Declutter your mental wholesale or risk losing life-changing moments. There are those groups of people among us who will always doubt with passion what God does in the life of others. To such people, I say, learn to ignore them. No amount of explanation will appease their biases about you. They have a preconceived picture of you and your abilities in their mind, and they form their conclusions from that mental wholesale of mockery.
A group of people were witnessing for the first time in history, an avalanche of supernatural encounters visibly. 120 devout people who had consecrated themselves to prayer began speaking over 15 different languages instantly. It was the first in history, and these onlookers were making history too, by observing, or in deciding to join. People confirmed this by testifying to hearing their native languages being spoken.
Yet, what should have caused bewilderment of minds, and aroused curiosity, only exposed the ingrained biases of some. A fraction of these history-makers sneered and said; “These are only drunk with new wine.” Their comment was a display of implicit bias and their failure to appreciate what God was doing in the lives of the 120 people. When people get drunk, do they speak new languages fluently and coherently? When people are drunk with wine, do they know how to put thoughts together to praise the name and works of God? However, some witnesses to this novel encounter failed to make room in their minds and chose this conspiracy theory as an explanation for God’s wondrous works among humankind.

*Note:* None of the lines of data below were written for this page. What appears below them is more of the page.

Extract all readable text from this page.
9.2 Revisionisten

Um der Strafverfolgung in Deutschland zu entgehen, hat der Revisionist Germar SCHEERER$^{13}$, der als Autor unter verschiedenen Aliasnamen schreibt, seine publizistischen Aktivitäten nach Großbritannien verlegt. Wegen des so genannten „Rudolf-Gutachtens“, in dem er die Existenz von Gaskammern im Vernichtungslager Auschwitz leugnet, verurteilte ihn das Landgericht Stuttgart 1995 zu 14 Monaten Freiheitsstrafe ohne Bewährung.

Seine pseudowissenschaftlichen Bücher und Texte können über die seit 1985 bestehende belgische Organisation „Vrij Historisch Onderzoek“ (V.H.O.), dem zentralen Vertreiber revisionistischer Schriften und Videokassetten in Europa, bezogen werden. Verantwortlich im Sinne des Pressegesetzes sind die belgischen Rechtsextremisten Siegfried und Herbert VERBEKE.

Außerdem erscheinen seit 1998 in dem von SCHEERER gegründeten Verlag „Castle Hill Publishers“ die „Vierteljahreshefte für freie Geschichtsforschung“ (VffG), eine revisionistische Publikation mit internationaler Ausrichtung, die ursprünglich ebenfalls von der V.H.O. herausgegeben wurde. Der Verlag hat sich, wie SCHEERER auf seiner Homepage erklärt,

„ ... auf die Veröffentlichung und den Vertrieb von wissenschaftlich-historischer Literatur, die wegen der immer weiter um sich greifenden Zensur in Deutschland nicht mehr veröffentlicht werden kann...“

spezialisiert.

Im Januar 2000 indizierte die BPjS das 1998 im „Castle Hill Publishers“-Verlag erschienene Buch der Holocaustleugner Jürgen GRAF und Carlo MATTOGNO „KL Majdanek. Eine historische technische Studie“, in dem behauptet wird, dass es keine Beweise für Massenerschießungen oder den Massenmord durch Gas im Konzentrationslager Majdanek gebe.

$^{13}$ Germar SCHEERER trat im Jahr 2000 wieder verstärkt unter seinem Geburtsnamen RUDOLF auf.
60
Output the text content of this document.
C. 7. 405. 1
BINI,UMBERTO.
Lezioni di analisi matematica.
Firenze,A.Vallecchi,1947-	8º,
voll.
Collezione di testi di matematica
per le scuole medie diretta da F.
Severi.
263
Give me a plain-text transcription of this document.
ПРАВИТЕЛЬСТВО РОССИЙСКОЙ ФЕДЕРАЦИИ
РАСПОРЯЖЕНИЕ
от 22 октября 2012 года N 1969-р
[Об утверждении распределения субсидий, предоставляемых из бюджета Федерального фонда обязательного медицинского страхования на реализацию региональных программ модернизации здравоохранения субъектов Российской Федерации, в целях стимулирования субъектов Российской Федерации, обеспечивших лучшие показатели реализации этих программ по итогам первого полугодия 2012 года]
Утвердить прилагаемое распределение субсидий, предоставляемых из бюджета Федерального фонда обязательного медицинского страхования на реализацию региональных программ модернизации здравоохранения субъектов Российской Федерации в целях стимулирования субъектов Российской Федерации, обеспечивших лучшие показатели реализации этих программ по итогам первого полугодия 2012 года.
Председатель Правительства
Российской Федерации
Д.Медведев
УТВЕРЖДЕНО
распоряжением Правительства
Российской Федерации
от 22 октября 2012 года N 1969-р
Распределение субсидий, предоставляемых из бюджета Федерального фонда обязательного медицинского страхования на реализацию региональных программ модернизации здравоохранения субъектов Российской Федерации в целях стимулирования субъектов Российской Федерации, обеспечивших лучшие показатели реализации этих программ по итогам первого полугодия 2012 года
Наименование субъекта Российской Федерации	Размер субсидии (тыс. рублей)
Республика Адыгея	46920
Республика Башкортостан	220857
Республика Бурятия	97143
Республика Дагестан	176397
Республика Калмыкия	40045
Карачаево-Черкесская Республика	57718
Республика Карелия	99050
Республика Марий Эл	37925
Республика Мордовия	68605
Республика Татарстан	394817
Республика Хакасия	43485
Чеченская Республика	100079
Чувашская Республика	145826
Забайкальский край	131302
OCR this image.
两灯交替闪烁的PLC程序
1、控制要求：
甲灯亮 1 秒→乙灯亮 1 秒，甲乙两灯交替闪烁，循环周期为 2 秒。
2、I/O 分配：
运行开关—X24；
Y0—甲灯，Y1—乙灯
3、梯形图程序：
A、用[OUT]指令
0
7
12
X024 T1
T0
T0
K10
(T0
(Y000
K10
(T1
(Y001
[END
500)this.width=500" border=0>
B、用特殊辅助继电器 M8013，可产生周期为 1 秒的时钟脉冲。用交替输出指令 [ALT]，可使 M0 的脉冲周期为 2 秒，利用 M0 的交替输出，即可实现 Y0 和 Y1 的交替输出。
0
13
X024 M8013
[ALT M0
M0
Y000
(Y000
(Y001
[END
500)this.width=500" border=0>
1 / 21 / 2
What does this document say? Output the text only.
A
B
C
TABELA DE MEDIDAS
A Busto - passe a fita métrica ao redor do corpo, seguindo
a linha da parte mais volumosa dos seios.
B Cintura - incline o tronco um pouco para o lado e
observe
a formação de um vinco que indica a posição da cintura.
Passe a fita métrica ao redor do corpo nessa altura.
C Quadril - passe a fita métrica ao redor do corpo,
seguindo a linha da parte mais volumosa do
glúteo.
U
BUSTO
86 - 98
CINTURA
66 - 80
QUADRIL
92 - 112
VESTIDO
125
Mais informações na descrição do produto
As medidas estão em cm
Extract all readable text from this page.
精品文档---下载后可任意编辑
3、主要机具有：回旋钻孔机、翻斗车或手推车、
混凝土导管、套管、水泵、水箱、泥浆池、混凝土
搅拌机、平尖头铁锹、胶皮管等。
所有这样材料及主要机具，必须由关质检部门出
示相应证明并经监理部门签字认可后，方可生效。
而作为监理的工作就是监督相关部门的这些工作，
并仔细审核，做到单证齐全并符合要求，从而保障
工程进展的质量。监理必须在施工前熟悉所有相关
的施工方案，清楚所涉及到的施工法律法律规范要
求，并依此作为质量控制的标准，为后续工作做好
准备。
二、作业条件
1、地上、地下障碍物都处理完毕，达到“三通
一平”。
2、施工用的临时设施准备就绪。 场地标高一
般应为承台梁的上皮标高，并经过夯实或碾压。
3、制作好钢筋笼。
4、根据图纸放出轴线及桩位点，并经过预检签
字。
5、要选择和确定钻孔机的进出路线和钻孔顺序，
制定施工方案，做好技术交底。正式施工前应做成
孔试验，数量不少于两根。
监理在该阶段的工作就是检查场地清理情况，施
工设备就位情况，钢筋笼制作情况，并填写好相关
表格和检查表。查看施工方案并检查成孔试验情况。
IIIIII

I met two pastors who were raising funds for their temple. When they approached me, I asked them, how much money would they want? Surprised at my question and perhaps boldness, their faces could not mask their implicit bias. One said, what kind of boasting is this, while the other continued to weave through his mental wholesale for an answer. Meanwhile, I had opened my bank app ready to make a huge transfer to them. But the other prevailed, and motioned again, “Oh, please stop this boasting. What do you have?” They ended up leaving our meeting only with money enough for fuel for a 20-mile journey, while I was ready to donate what seemed to them an impossible feat. But why did it seem impossible to them? Why did they feel I was boasting, when I asked how much money in all they wanted? Was it because they had not made room for me in their mental wholesale? Their definite implicit bias of me, my abilities, finances, and what God could do with me was an obstacle to them.
Let’s learn to make room for greatness in the lives of other people, because your “savior” may be the very one you have pushed to the darkest place of that mental wholesale you carry around unconsciously. Regardless of what you become, achieve, or what God does in your life, there is that group of people who, by their biases, will ridicule the move of God. Learn to ignore them. Testify when you can, and welcome those who will convert in their thoughts. But those that mocked the 120 people continued in their disbelief and lost partaking in this great encounter, like these two pastors. Make room for people and welcome the power of God to do great things in the lives of others.